The old woman nodded in the affirmative; and a few more paces brought them to the threshold. There was the light of fire and candle in the room where Alice had sat to dry her clothes; and on her knocking at the door, John Carker appeared from that room.

He was surprised to see such visitors at such an hour, and asked Alice what she wanted.

"I want your sister," she said. "The woman who gave me money to-day."

At the sound of her raised voice, Harriet came out.

"Oh!" said Alice. "You are here!
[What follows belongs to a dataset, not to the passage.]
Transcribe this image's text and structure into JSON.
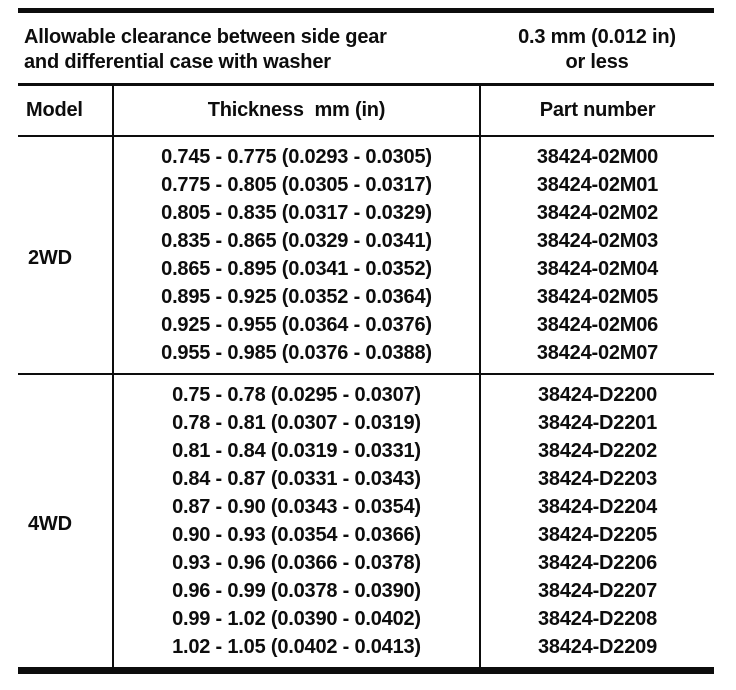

Do you remember me?"

"Yes," she answered, wondering.

The face that had humbled itself before her, looked on her now with such invincible hatred and defiance; and the hand that had gently touched her arm, was clenched with such a show of evil purpose, as if it would gladly strangle her; that she drew close to her brother for protection.

"That I could speak with you, and not know you! That I could come near you, and not feel what blood was running in your veins, by the tingling of my own!" said Alice, with a menacing gesture.

"What do you mean? What have I done?"

"Done!" returned the other. "You have sat me by your fire; you have given me food and money; you have bestowed your compassion on me! You! whose name I spit upon!"

The old woman, with a malevolence that made her ugliness quite awful, shook her withered hand at the brother and sister in confirmation of her daughter, but plucked her by the skirts again, nevertheless, imploring her to keep the money.